Map-reduce proceesing

classic Classic list List threaded Threaded
5 messages Options
dmreshet dmreshet
Reply | Threaded
Open this post in threaded view
|

Map-reduce proceesing

Hello!
I want to implement SQL query in terms of MapReduce with ComputeTaskSplitAdapter.

select * from Person where salary > ?

And I want to know what is the best practise to do this?

At this moment I am using cache.localEntries() to get all cache values at Map stage and it look's like it is not coorect, because there is no garanties that each task will be executed on different nodes of Ignite Data Grid.

Here is an example of split method of  my ComputeTaskSplitAdapter  class


    @Override
    protected Collection<? extends ComputeJob> split(int gridSize, Integer salary) throws IgniteException {
        List<ComputeJob> jobs = new ArrayList<>(gridSize);

        for (int i = 0; i < gridSize; i++) {
            jobs.add(new ComputeJobAdapter() {
                @Override
                public Object execute() {
                    IgniteCache<Long, Person> cache = Ignition.ignite().cache(Executor.PERSON_CACHE);
                    List<Person> list = new ArrayList<>();
                    Iterable<Cache.Entry<Long, Person>> entries = cache.localEntries();
                    entries.forEach((entry -> {
                        if (entry.getValue().getSalary() > salary) {
                            list.add(entry.getValue());
                        }
                    }));

                    return list;
                }
            });
        }

        return jobs;
    }


Vladimir Ozerov Vladimir Ozerov
Reply | Threaded
Open this post in threaded view
|

Re: Map-reduce proceesing

Hi,

There is no need to implement SQL queries using map-reduce. Ignite already has it's own query engine. Please refer to org.apache.ignite.cache.query.SqlQuery class and IgniteCache.query() method.

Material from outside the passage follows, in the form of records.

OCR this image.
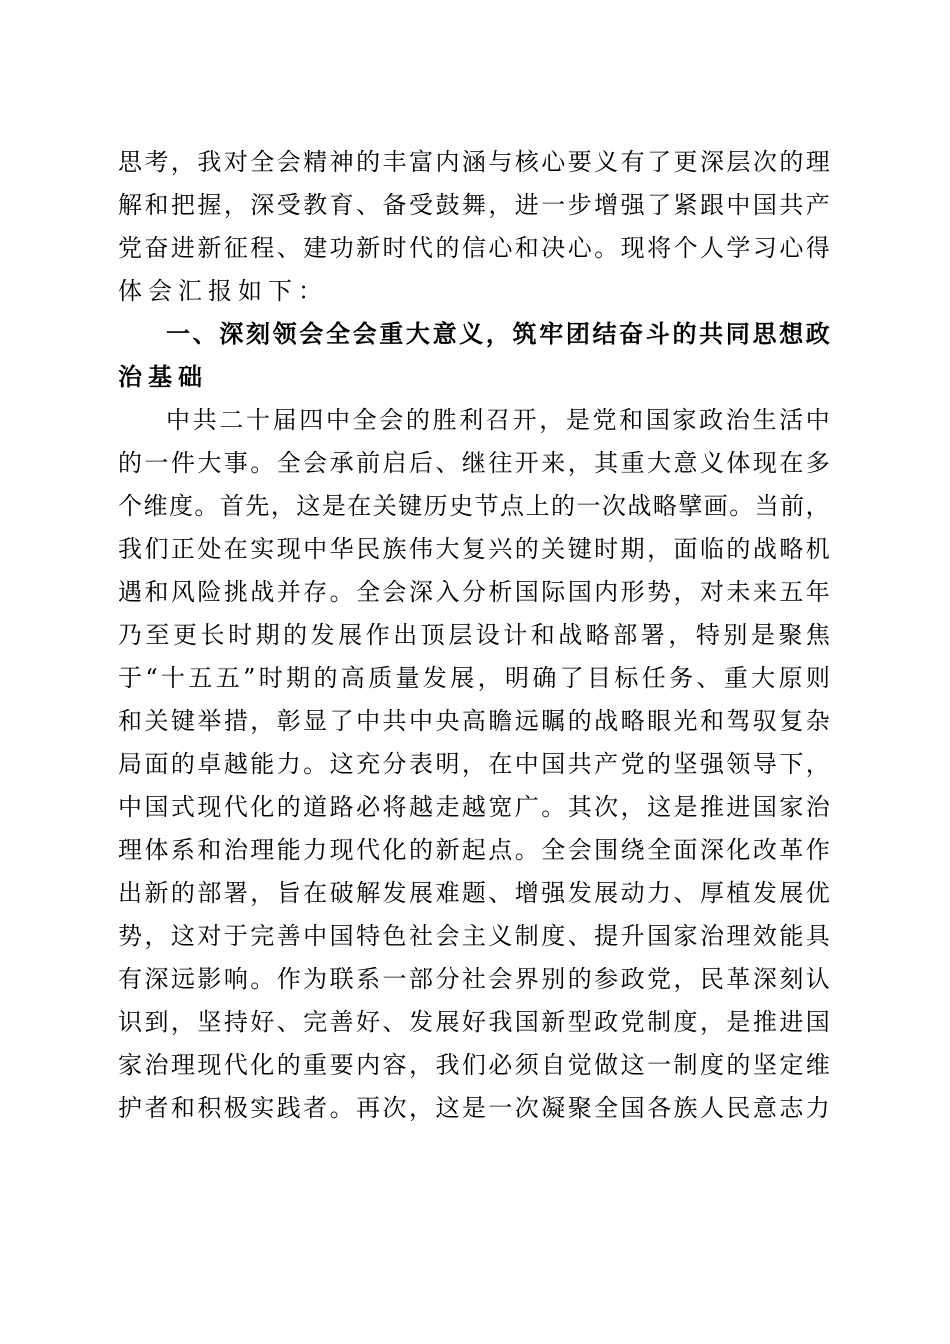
思 考 ， 我 对 全 会 精 神 的 丰 富 内 涵 与 核 心 要 义 有 了 更 深 层 次 的 理
解 和 把 握 ， 深 受 教 育 、 备 受 鼓 舞 ， 进 一 步 增 强 了 紧 跟 中 国 共 产
党 奋 进 新 征 程 、 建 功 新 时 代 的 信 心 和 决 心 。 现 将 个 人 学 习 心 得
体会汇报如下：
一 、 深 刻 领 会 全 会 重 大 意 义 ， 筑 牢 团 结 奋 斗 的 共 同 思 想 政
治基础
中 共 二 十 届 四 中 全 会 的 胜 利 召 开 ， 是 党 和 国 家 政 治 生 活 中
的 一 件 大 事 。 全 会 承 前 启 后 、 继 往 开 来 ， 其 重 大 意 义 体 现 在 多
个 维 度 。 首 先 ， 这 是 在 关 键 历 史 节 点 上 的 一 次 战 略 擘 画 。 当 前 ，
我 们 正 处 在 实 现 中 华 民 族 伟 大 复 兴 的 关 键 时 期 ， 面 临 的 战 略 机
遇 和 风 险 挑 战 并 存 。 全 会 深 入 分 析 国 际 国 内 形 势 ， 对 未 来 五 年
乃 至 更 长 时 期 的 发 展 作 出 顶 层 设 计 和 战 略 部 署 ， 特 别 是 聚 焦
于 “ 十 五 五 ” 时 期 的 高 质 量 发 展 ， 明 确 了 目 标 任 务 、 重 大 原 则
和 关 键 举 措 ， 彰 显 了 中 共 中 央 高 瞻 远 瞩 的 战 略 眼 光 和 驾 驭 复 杂
局 面 的 卓 越 能 力 。 这 充 分 表 明 ， 在 中 国 共 产 党 的 坚 强 领 导 下 ，
中 国 式 现 代 化 的 道 路 必 将 越 走 越 宽 广 。 其 次 ， 这 是 推 进 国 家 治
理 体 系 和 治 理 能 力 现 代 化 的 新 起 点 。 全 会 围 绕 全 面 深 化 改 革 作
出 新 的 部 署 ， 旨 在 破 解 发 展 难 题 、 增 强 发 展 动 力 、 厚 植 发 展 优
势 ， 这 对 于 完 善 中 国 特 色 社 会 主 义 制 度 、 提 升 国 家 治 理 效 能 具
有 深 远 影 响 。 作 为 联 系 一 部 分 社 会 界 别 的 参 政 党 ， 民 革 深 刻 认
识 到 ， 坚 持 好 、 完 善 好 、 发 展 好 我 国 新 型 政 党 制 度 ， 是 推 进 国
家 治 理 现 代 化 的 重 要 内 容 ， 我 们 必 须 自 觉 做 这 一 制 度 的 坚 定 维
护 者 和 积 极 实 践 者 。 再 次 ， 这 是 一 次 凝 聚 全 国 各 族 人 民 意 志 力
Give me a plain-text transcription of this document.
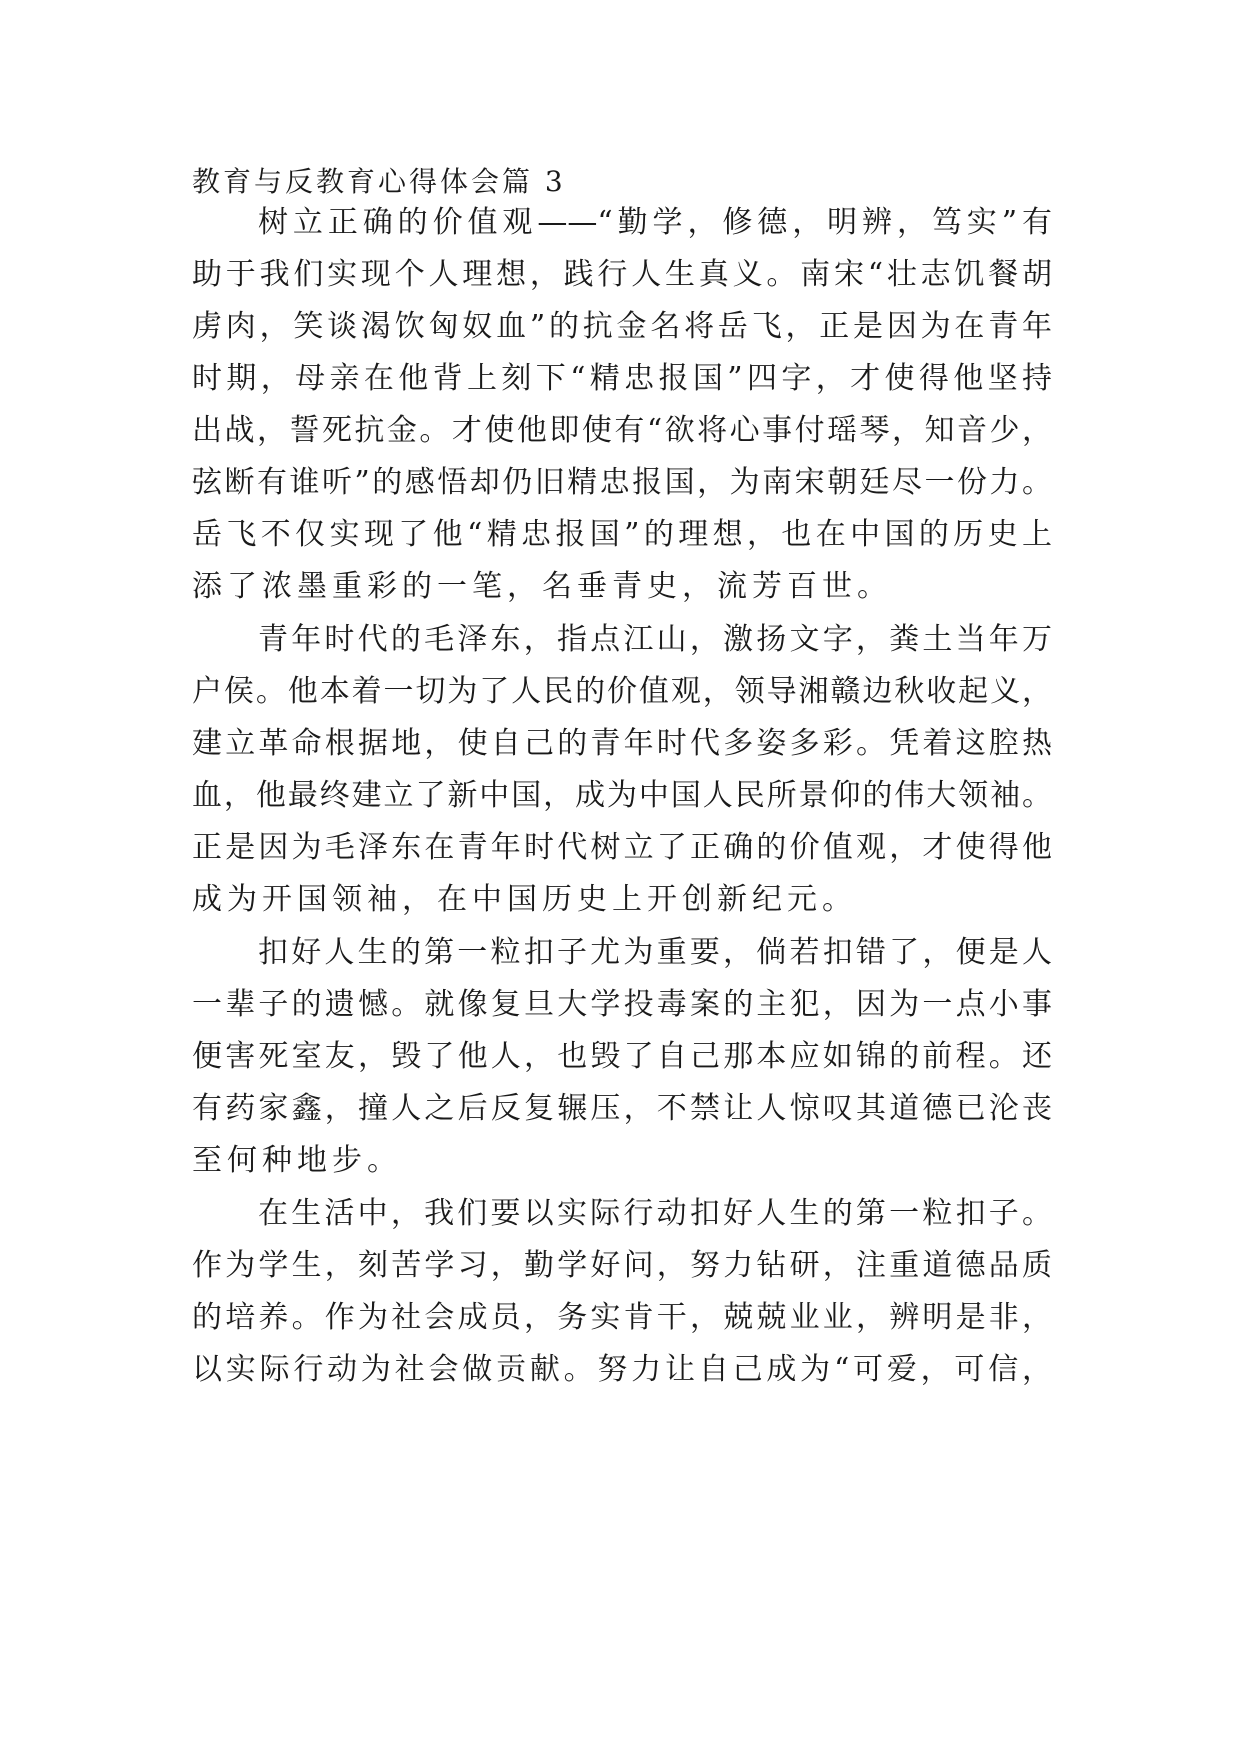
教育与反教育心得体会篇 3

树立正确的价值观——“勤学，修德，明辨，笃实”有

助于我们实现个人理想，践行人生真义。南宋“壮志饥餐胡

虏肉，笑谈渴饮匈奴血”的抗金名将岳飞，正是因为在青年

时期，母亲在他背上刻下“精忠报国”四字，才使得他坚持

出战，誓死抗金。才使他即使有“欲将心事付瑶琴，知音少，

弦断有谁听”的感悟却仍旧精忠报国，为南宋朝廷尽一份力。

岳飞不仅实现了他“精忠报国”的理想，也在中国的历史上

添了浓墨重彩的一笔，名垂青史，流芳百世。

青年时代的毛泽东，指点江山，激扬文字，粪土当年万

户侯。他本着一切为了人民的价值观，领导湘赣边秋收起义，

建立革命根据地，使自己的青年时代多姿多彩。凭着这腔热

血，他最终建立了新中国，成为中国人民所景仰的伟大领袖。

正是因为毛泽东在青年时代树立了正确的价值观，才使得他

成为开国领袖，在中国历史上开创新纪元。

扣好人生的第一粒扣子尤为重要，倘若扣错了，便是人

一辈子的遗憾。就像复旦大学投毒案的主犯，因为一点小事

便害死室友，毁了他人，也毁了自己那本应如锦的前程。还

有药家鑫，撞人之后反复辗压，不禁让人惊叹其道德已沦丧

至何种地步。

在生活中，我们要以实际行动扣好人生的第一粒扣子。

作为学生，刻苦学习，勤学好问，努力钻研，注重道德品质

的培养。作为社会成员，务实肯干，兢兢业业，辨明是非，

以实际行动为社会做贡献。努力让自己成为“可爱，可信，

Alternatively you can use scan queries for some cases. See org.apache.ignite.cache.query.ScanQuery.

Vladimir.

On Wed, Apr 20, 2016 at 10:41 AM, dmreshet <[hidden email]> wrote:
Hello!
I want to implement SQL query in terms of MapReduce with
ComputeTaskSplitAdapter.

/select * from Person where salary > ?/

And I want to know what is the best practise to do this?

At this moment I am using cache.localEntries() to get all cache values at
Map stage and it look's like it is not coorect, because there is no
garanties that each task will be executed on different nodes of Ignite Data
Grid.

Here is an example of split method of  my ComputeTaskSplitAdapter  class


/    @Override
    protected Collection<? extends ComputeJob> split(int gridSize, Integer
salary) throws IgniteException {
        List<ComputeJob> jobs = new ArrayList<>(gridSize);

        for (int i = 0; i < gridSize; i++) {
            jobs.add(new ComputeJobAdapter() {
                @Override
                public Object execute() {
                    IgniteCache<Long, Person> cache =
Ignition.ignite().cache(Executor.PERSON_CACHE);
                    List<Person> list = new ArrayList<>();
                    Iterable<Cache.Entry&lt;Long, Person>> entries =
cache.localEntries();
                    entries.forEach((entry -> {
                        if (entry.getValue().getSalary() > salary) {
                            list.add(entry.getValue());
                        }
                    }));

                    return list;
                }
            });
        }

        return jobs;
    }
/





--
View this message in context: http://apache-ignite-users.70518.x6.nabble.com/Map-reduce-proceesing-tp4357.html
Sent from the Apache Ignite Users mailing list archive at Nabble.com.

dmreshet dmreshet
Reply | Threaded
Open this post in threaded view
|

Re: Map-reduce proceesing

Yes, I know.
I want to compare performance of SQL,  SQL with indexes and MapReduce job.
I have found that I can use broadcast to garantie that my MapReduce job will be executed on each node exactly once.
So now my job uses code:
Collection<List<Person> result = ignite.compute(ignite.cluster()).broadcast((IgniteCallable<List<Person>>) () -> {...});

And than I will reduce the result.

Is that the best practise to implement MapReduce job in case that I should process data from cache?
Vladimir Ozerov Vladimir Ozerov
Reply | Threaded
Open this post in threaded view
|

Re: Map-reduce proceesing

Hi,

If you broadcast the job and want to iterate over cache inside it, then please make sure that you iterate only over local entries (e.g. IgniteCache.localEntries(), ScanQuery.setLocal(true), etc.). Otherwise your jobs will duplicate work and performance will suffer.

Also please note that returned result set might be incomplete if one of the nodes failed during job processing. If you care about it, you should either implement some failover, or use Ignite's built-in queries (ScanQuery, SqlQuery) which already take care of it.

Anyway, I strongly recommend you to focus on SqlQuery first. You can configure indexes on cache and they could give you great boost, because instead of iterating over the whole cache, Ignite will use indexes for fast data lookup.

Vladimir.

On Wed, Apr 20, 2016 at 12:31 PM, dmreshet <[hidden email]> wrote:
Yes, I know.
I want to compare performance of SQL,  SQL with indexes and MapReduce job.
I have found that I can use broadcast to garantie that my MapReduce job will
be executed on each node exactly once.
So now my job uses code:
/Collection<List&lt;Person> result =
ignite.compute(ignite.cluster()).broadcast((IgniteCallable<List&lt;Person>>)
() -> {...});/

And than I will reduce the result.

Is that the best practise to implement MapReduce job in case that I should
process data from cache?



--
View this message in context: http://apache-ignite-users.70518.x6.nabble.com/Map-reduce-proceesing-tp4357p4364.html
Sent from the Apache Ignite Users mailing list archive at Nabble.com.

dmreshet dmreshet
Reply | Threaded
Open this post in threaded view
|

Re: Map-reduce proceesing

Thank you very much for your answer. It helped me very much.